The Latin means: "It is sweet and proper to die for one's country."
Dulce Et Decorum Est
Bent double, like old beggars under sacks,
Knock-kneed, coughing like hags, we cursed through sludge,
Till on the haunting flares we turned our backs
And towards our distant rest began to trudge.
Men marched asleep. Many had lost their boots
But limped on, blood-shod. All went lame; all blind;
Drunk with fatigue; deaf even to the hoots
Of disappointed shells that dropped behind.
GAS! Gas!
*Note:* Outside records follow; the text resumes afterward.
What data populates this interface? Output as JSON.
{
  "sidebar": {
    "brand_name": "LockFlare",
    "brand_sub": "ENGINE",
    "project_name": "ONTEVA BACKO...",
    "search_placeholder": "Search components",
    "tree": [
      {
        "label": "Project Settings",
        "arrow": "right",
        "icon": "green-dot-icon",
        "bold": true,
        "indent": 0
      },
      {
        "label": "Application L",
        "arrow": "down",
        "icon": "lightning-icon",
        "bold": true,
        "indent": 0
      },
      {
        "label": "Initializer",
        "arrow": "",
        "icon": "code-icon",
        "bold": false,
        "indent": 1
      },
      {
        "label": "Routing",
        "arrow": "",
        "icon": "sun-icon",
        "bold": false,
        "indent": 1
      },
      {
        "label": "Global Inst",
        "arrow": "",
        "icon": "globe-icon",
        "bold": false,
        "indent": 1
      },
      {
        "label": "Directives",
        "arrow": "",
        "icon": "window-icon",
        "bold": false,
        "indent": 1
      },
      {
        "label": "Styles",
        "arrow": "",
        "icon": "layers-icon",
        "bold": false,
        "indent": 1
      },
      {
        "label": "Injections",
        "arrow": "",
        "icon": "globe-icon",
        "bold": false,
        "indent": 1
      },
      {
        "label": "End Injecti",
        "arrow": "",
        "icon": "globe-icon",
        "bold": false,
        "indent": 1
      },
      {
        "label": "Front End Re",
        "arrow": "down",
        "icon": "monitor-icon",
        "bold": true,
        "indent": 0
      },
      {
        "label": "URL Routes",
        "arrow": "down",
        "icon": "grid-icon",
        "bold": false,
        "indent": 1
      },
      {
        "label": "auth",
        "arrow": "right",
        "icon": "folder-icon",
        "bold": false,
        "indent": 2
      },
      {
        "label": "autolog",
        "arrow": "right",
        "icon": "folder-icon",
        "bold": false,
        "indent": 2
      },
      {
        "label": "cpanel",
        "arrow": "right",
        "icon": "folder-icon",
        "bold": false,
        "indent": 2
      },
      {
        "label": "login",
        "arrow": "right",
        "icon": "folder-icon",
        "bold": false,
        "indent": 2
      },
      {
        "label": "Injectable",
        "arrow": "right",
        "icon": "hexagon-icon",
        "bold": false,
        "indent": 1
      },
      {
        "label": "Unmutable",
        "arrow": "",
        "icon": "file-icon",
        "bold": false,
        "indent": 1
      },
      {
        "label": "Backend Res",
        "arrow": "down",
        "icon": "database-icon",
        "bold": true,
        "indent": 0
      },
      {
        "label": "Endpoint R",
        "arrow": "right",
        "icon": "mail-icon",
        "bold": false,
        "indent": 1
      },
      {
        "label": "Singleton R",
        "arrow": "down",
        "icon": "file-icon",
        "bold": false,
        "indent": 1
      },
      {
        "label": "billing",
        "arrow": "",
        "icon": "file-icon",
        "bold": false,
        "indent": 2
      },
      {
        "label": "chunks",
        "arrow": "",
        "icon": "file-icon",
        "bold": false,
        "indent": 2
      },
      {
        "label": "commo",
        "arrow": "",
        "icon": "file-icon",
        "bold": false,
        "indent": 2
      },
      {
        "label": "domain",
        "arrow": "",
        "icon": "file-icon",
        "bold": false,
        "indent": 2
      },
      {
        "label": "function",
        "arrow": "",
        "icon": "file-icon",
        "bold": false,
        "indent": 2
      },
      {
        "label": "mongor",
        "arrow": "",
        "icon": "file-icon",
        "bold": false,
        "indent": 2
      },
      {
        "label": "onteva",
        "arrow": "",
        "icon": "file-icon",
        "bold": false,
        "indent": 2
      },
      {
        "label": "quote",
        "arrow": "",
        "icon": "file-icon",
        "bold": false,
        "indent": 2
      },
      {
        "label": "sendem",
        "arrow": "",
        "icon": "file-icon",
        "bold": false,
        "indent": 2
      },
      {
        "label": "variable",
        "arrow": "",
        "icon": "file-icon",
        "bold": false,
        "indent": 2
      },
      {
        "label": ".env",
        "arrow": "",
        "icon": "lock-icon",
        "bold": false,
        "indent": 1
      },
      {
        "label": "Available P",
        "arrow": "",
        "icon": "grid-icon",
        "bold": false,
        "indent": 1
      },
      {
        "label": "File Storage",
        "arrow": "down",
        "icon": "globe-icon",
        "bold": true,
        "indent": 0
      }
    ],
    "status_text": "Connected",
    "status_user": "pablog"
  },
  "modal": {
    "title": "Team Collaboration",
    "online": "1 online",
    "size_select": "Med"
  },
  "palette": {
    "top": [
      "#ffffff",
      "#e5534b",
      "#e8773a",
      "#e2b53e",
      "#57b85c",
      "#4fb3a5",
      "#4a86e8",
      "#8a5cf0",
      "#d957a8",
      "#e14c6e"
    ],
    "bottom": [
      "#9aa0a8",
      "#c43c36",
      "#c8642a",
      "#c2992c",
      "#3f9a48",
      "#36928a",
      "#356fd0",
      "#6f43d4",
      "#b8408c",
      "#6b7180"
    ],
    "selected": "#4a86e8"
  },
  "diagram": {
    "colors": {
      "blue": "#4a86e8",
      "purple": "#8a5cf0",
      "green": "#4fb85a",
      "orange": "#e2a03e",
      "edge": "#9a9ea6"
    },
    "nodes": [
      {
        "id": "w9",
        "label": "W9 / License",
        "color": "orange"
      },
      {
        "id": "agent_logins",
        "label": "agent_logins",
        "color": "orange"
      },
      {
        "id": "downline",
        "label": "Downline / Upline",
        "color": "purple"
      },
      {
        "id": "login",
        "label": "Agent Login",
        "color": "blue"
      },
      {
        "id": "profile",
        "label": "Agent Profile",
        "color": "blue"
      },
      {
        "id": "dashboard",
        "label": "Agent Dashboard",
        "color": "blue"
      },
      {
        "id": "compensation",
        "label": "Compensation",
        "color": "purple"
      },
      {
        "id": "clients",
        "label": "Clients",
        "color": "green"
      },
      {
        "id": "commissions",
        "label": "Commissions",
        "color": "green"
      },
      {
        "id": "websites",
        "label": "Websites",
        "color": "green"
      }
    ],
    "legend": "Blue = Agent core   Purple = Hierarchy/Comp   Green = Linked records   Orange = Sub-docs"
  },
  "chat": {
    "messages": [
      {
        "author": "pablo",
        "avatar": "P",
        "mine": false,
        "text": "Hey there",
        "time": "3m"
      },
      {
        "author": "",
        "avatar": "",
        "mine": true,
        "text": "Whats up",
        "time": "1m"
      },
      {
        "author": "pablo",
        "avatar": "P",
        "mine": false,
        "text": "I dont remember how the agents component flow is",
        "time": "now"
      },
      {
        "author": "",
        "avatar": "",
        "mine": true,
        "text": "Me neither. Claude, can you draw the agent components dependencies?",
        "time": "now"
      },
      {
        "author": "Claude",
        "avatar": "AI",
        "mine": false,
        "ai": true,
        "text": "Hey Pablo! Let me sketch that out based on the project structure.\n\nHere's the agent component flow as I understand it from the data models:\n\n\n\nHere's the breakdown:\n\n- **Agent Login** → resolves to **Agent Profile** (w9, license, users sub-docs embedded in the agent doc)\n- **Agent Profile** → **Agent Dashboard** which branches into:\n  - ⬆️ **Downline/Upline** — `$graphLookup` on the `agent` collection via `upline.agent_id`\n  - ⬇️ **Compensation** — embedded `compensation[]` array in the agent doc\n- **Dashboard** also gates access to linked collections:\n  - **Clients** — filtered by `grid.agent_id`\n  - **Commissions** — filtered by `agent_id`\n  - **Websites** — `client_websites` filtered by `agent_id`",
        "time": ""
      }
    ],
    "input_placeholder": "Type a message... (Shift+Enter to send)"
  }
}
Quick, boys!-- An ecstasy of fumbling,
Fitting the clumsy helmets just in time;
But someone still was yelling out and stumbling
And floundering like a man in fire or lime.--
Dim, through the misty panes and thick green light
As under a green sea, I saw him drowning.
In all my dreams, before my helpless sight,
He plunges at me, guttering, choking, drowning.
If in some smothering dreams you too could pace
Behind the wagon that we flung him in,
And watch the white eyes writhing in his face,
His hanging face, like a devil's sick of sin;
If you could hear, at every jolt, the blood
Come gargling from the froth-corrupted lungs,
Obscene as cancer, bitter as the cud
Of vile, incurable sores on innocent tongues,--
My friend, you would not tell with such high zest
To children ardent for some desperate glory,
The old Lie: Dulce et decorum est
Pro patria mori.
It is a lie and yet, it is not.
-The eleventh hour of the eleventh day of the eleventh month....
A tribute to the fallen on this Veteren's Day.